Sí. No otro es el enfoque a construir capaz de contener el lamento: armados con ese precioso botín, nosotros seguimos ascendiendo. Y que no se nos oculte que en las alturas pueden aguardarnos más amplios y espléndidos paisajes, vientos más densos, azules más límpidos, nunca antes siquiera intuidos.


Deberíamos por eso ejercitarnos a diario en el amor y la celebración de los surcos que año a año se esculpen sobre nuestro rostro como los ama y celebra el labrador sobre la tierra al ararla, a pesar del sudor y los riñones doloridos, en la expectativa del germinar de sus frutos. Por eso, y porque cada nuevo amanecer frente al espejo nos retratan aún saltando por encima de las piedras que en choque brutal detuvieron a tantos otros, expulsándolos de las risas y las lágrimas, de las victorias y las derrotas y sus mieles.
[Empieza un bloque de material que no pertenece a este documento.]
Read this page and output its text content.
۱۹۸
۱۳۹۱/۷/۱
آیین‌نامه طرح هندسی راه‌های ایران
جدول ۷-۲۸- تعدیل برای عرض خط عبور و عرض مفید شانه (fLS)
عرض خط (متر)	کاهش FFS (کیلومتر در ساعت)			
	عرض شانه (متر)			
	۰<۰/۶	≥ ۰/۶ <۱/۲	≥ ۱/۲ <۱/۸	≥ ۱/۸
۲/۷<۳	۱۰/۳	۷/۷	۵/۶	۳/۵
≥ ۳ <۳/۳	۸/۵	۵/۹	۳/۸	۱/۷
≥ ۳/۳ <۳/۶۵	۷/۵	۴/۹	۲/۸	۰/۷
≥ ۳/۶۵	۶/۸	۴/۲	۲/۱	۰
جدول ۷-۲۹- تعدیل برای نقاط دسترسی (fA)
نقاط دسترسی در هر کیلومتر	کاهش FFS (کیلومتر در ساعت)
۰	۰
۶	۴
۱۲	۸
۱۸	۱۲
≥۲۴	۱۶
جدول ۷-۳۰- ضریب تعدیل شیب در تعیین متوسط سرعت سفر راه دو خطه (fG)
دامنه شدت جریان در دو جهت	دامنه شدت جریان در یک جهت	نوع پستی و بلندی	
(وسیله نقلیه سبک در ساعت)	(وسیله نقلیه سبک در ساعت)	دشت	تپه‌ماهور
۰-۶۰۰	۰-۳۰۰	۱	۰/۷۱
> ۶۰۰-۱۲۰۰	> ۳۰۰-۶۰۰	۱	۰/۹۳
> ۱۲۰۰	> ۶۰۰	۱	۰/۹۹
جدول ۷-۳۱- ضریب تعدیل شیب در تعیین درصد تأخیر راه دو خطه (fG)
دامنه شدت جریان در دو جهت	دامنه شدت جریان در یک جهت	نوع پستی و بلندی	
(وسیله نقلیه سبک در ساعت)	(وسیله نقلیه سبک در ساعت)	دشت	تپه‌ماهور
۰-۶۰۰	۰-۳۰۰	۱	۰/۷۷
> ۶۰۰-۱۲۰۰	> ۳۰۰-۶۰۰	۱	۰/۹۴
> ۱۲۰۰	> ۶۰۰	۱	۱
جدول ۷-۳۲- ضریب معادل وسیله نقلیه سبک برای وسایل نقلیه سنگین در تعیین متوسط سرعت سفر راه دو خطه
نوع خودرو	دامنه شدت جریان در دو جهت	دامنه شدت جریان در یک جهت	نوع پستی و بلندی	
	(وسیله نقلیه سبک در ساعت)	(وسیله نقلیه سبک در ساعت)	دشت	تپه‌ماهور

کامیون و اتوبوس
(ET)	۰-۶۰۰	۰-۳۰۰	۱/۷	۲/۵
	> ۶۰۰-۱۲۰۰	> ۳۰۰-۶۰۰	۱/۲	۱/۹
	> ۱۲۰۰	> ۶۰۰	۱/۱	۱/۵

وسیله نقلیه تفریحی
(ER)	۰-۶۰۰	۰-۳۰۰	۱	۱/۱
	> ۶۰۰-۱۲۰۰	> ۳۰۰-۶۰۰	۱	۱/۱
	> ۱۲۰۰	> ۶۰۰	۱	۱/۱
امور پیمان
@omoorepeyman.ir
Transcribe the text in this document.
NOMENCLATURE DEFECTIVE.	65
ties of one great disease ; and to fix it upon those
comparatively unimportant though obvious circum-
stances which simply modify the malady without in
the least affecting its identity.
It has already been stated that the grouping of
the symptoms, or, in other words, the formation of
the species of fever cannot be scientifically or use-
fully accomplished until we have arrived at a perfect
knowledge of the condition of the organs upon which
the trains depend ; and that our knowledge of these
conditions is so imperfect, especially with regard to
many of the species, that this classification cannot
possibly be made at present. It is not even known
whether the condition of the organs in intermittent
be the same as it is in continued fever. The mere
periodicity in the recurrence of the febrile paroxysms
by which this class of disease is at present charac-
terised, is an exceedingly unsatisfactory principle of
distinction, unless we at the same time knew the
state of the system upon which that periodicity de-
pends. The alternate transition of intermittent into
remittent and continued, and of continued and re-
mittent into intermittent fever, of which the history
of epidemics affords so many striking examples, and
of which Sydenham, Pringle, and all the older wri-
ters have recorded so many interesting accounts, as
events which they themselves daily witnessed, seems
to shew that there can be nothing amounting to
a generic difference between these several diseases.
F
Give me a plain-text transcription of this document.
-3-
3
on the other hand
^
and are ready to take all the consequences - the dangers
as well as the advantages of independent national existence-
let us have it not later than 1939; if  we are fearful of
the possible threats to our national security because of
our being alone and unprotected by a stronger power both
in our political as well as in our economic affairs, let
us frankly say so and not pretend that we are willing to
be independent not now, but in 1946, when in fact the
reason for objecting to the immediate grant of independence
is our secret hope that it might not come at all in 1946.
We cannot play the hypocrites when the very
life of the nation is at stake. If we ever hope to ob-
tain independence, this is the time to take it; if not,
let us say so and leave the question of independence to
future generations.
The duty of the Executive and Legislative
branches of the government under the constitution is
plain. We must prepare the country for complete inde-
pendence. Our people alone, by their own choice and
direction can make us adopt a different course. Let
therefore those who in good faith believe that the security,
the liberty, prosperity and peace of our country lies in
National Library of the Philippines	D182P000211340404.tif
A tantos otros que demasiado temprano para los surcos y los pliegues convirtieron en víctimas de la tragedia que nosotros aún, todavía burlamos.

Apenas esas humildes, pequeñas palabras escriben las tablas del puente que, ante la marca del dios devorador en nuestro rostro, cruza de la tristeza a la alegría: del tiempo limitado, cercenado, finito que nos queda, al tiempo limitado, cercenado, finito que aún, todavía nos queda. Desplegando ese tiempo tasado en la misteriosa infinitud de instantes que alberga. Alumbrando el espacio que en su interior se nos ofrece para acoger cálidamente tanto como ahora nos llega. Tanto como esté por llegarnos en cada ahora restante.